Die vierjährige braune Warmblutstute „x“ wird am 28. April 2001 in die Klinik für Pferde eingewiesen, nachdem sie plötzlich Koliksymptome mit Absatz von weichem Kot, Kreislaufschwäche, Fieber und Unruhe gezeigt und der Haustierarzt rektal eine Umfangsvermehrung im Bauchraum gefühlt hat. Laut Besitzer war Mitte April ein anderes Pferd dieses Bestandes an Druse erkrankt.

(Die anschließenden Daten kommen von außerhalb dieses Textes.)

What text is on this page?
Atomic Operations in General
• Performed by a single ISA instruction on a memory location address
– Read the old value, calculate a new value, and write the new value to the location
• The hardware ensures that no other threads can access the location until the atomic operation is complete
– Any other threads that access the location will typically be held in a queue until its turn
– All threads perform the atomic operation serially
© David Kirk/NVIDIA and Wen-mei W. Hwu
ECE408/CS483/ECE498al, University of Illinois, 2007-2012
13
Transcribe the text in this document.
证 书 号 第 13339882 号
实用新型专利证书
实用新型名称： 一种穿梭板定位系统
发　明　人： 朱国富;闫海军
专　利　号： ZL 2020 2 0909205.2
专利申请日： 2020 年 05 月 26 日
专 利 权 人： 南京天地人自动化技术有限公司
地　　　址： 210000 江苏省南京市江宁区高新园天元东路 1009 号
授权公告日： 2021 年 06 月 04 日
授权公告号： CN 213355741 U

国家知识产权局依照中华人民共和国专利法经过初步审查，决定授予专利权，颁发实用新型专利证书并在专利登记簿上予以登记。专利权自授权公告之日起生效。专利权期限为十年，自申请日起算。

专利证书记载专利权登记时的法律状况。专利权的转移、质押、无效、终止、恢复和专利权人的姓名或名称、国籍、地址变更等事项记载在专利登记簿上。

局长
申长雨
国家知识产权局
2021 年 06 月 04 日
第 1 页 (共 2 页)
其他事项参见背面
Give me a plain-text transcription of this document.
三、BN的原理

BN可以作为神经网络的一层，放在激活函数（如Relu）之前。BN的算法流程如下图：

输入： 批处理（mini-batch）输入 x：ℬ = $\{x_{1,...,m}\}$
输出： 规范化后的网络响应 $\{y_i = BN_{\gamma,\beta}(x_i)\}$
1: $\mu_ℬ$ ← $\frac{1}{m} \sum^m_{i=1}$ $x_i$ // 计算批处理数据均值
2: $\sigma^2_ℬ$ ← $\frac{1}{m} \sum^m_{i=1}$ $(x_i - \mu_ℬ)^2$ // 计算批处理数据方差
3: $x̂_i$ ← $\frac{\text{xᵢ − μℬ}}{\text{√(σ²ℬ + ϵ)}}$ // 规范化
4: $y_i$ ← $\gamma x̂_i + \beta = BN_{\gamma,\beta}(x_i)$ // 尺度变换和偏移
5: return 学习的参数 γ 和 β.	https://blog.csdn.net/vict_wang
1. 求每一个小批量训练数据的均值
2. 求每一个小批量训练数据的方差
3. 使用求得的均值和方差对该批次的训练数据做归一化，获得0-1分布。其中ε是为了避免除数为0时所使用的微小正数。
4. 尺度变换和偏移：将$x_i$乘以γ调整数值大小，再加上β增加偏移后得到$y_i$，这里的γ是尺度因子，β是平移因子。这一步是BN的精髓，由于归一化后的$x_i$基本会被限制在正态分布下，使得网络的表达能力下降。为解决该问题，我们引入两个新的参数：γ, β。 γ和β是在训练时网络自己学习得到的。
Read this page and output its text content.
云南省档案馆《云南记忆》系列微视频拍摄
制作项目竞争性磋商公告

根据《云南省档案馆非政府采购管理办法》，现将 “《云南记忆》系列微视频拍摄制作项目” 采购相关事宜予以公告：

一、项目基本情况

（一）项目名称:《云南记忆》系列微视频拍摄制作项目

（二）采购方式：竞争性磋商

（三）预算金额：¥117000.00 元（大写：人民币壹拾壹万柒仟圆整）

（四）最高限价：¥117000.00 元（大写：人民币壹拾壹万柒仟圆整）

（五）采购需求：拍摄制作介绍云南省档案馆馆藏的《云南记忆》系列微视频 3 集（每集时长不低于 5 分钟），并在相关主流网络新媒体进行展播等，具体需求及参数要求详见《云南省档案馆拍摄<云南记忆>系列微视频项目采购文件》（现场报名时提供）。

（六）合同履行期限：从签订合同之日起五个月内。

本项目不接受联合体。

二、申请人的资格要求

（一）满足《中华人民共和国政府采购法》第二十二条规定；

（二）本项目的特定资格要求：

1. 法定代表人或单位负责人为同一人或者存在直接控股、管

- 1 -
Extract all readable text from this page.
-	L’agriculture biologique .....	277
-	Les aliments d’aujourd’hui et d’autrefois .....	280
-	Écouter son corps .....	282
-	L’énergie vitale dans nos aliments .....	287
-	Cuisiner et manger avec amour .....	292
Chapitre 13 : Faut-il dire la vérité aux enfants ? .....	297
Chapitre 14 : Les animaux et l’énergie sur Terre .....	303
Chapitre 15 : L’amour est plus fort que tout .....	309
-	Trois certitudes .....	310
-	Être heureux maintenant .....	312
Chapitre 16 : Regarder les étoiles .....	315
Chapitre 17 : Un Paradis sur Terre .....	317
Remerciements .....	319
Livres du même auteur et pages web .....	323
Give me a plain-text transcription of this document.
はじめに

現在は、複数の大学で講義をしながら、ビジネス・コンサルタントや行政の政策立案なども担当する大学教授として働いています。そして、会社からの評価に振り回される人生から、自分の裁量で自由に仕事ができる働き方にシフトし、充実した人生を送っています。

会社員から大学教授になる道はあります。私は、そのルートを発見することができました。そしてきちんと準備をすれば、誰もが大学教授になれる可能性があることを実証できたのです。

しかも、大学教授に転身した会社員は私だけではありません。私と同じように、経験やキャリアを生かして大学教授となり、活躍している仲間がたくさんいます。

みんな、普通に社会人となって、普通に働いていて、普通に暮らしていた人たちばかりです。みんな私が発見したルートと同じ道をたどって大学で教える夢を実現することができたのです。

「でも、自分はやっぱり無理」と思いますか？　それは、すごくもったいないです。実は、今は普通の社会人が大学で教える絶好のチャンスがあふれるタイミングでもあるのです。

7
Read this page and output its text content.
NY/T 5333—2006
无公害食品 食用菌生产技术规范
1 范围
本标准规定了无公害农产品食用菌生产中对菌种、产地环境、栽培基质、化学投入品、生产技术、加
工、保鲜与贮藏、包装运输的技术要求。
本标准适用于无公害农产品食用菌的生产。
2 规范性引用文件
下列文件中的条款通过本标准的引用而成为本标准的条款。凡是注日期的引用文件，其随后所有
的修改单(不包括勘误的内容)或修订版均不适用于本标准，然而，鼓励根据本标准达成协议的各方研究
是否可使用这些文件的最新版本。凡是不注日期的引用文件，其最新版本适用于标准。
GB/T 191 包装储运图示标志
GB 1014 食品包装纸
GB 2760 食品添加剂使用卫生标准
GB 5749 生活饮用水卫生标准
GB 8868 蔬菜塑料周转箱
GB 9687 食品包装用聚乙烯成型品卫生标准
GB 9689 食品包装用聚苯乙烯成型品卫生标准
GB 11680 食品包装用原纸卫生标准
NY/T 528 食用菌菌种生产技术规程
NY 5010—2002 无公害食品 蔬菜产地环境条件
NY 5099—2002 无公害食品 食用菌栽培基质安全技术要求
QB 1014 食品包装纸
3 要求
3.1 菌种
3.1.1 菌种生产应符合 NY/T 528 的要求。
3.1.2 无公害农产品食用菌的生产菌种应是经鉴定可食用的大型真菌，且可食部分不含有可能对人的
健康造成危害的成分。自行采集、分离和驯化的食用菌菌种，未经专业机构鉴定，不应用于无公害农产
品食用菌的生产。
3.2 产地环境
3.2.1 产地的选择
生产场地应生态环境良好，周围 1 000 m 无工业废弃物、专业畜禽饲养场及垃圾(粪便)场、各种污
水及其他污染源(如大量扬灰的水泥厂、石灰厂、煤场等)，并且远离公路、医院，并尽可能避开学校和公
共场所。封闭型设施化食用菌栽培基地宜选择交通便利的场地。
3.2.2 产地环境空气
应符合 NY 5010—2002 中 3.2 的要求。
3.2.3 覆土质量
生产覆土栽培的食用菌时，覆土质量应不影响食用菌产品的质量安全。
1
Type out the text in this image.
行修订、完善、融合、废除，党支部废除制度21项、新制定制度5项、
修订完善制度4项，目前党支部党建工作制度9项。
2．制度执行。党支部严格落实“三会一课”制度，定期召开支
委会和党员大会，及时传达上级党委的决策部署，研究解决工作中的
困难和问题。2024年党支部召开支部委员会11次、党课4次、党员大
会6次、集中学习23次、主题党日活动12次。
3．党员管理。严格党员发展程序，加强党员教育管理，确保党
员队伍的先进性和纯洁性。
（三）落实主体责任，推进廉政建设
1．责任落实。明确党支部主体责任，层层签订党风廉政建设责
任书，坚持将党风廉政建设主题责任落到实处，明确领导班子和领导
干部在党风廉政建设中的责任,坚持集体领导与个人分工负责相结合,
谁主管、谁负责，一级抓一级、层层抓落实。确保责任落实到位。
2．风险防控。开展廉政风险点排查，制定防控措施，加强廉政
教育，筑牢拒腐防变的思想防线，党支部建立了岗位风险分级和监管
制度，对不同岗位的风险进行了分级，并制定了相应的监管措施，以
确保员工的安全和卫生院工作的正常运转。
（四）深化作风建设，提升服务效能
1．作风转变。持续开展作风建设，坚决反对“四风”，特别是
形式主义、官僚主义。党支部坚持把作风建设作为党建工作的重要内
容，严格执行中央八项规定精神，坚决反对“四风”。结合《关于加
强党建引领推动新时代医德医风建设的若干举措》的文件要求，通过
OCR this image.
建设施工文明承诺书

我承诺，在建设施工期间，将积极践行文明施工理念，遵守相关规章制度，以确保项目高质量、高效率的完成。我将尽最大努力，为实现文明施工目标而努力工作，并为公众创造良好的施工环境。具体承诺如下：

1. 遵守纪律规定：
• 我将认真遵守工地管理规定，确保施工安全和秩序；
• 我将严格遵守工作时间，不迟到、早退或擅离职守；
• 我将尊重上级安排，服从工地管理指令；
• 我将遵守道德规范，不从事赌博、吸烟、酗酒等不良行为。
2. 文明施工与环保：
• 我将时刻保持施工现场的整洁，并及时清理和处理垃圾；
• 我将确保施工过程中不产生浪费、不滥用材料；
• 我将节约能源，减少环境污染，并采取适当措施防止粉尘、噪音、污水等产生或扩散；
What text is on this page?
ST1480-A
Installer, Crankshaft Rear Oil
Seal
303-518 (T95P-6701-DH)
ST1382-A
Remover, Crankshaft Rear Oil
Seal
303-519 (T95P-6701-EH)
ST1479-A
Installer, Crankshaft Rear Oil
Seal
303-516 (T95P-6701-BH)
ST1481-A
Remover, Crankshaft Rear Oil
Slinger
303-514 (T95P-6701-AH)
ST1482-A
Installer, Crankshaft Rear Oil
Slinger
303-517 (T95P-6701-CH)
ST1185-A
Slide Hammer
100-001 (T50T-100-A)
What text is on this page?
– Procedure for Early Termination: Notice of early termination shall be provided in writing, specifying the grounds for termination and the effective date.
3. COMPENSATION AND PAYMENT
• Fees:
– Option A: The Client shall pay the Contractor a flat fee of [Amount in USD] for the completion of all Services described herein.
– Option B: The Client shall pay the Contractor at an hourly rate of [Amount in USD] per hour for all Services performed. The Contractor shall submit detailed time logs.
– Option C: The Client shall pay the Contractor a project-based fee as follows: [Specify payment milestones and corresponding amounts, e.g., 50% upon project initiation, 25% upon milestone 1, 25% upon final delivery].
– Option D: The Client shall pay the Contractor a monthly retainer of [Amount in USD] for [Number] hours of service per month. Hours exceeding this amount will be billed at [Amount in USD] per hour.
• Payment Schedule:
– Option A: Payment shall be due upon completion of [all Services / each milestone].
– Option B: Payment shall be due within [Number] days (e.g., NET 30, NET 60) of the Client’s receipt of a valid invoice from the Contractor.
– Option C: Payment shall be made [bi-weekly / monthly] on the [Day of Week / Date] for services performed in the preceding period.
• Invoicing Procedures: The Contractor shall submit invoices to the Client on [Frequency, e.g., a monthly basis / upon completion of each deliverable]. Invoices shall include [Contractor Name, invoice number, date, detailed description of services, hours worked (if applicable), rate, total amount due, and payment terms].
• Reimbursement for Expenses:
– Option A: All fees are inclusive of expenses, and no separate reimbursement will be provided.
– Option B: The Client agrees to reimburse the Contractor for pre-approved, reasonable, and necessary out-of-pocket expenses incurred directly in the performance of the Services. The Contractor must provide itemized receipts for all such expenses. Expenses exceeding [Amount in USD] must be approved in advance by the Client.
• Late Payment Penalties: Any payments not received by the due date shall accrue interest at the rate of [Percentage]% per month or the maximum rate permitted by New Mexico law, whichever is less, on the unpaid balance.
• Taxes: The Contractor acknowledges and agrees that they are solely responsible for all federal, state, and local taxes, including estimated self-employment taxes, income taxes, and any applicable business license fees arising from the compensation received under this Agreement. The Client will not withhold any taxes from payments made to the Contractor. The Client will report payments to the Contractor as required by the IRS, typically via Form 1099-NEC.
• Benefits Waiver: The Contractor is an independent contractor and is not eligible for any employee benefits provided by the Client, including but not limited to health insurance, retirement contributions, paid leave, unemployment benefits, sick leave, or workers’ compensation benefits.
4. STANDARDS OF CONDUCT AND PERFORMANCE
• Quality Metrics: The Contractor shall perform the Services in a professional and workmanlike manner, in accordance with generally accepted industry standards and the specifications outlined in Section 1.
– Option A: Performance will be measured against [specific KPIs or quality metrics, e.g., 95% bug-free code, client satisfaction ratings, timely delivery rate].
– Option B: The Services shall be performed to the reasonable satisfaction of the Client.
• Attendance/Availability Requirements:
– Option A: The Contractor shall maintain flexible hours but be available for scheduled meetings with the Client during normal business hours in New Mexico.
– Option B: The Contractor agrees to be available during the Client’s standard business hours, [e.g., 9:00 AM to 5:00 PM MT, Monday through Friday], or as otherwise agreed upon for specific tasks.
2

Klassische Formen der Druse werden bei „x“ nicht beobachtet; durch den Vorbericht, der auf ein an Druse erkranktes Pferd im Bestand hinweist, sowie die starke Abmagerung, die Koliksymptome und die im Ultraschall deutlich erkennbaren gekammerten Abszesse kann dennoch deutlich eine Verdachtsdiagnose auf Druse gestellt werden, die durch das Ergebnis der bakteriologischen Untersuchung – Streptokokkus equi subspezies equi – eindeutig gestützt wird. Der Allgemeinzustand des Pferdes verbessert sich im Laufe des Klinikaufenthaltes, auch die Blutwerte normalisieren sich zusehends, und die Spülflüssigkeit weist keine Trübungen mehr auf. Da davon ausgegangen wird, daß sich durch die Penicillintherapie außer in den Abszessen keine lebenden Streptokokken mehr im Pferd befinden, kann es am 08. Mai aus der Quarantäne nach Hause entlassen werden, soll aber im Heimatstall täglich jeweils morgens und abends 1200 Milligramm Rifampicin oral über noch mindestens drei Wochen erhalten, um auch die Erreger in den Abszessen abzutöten, damit es nicht zu einer Reinfektion kommen kann. Da das Pferd auf einer Weide stehen wird, muß keine ergänzende Fütterung zur Verbesserung des Allgemeinzustandes erfolgen, weil das Gras im Frühjahr sehr protein- und energiereich, dabei gleichzeitig rohfaserarm ist, d.h. eine sehr gute Verdaulichkeit besitzt. Wichtig ist, daß das Pferd in den ersten Wochen nach der Entlassung nicht belastet wird, damit die im Abszeß abgegrenzten Streptokokken nicht im infektiösen Zustand freigesetzt werden bzw. durch das belastete Immunsystem keine Sekundärinfektion begünstigt wird.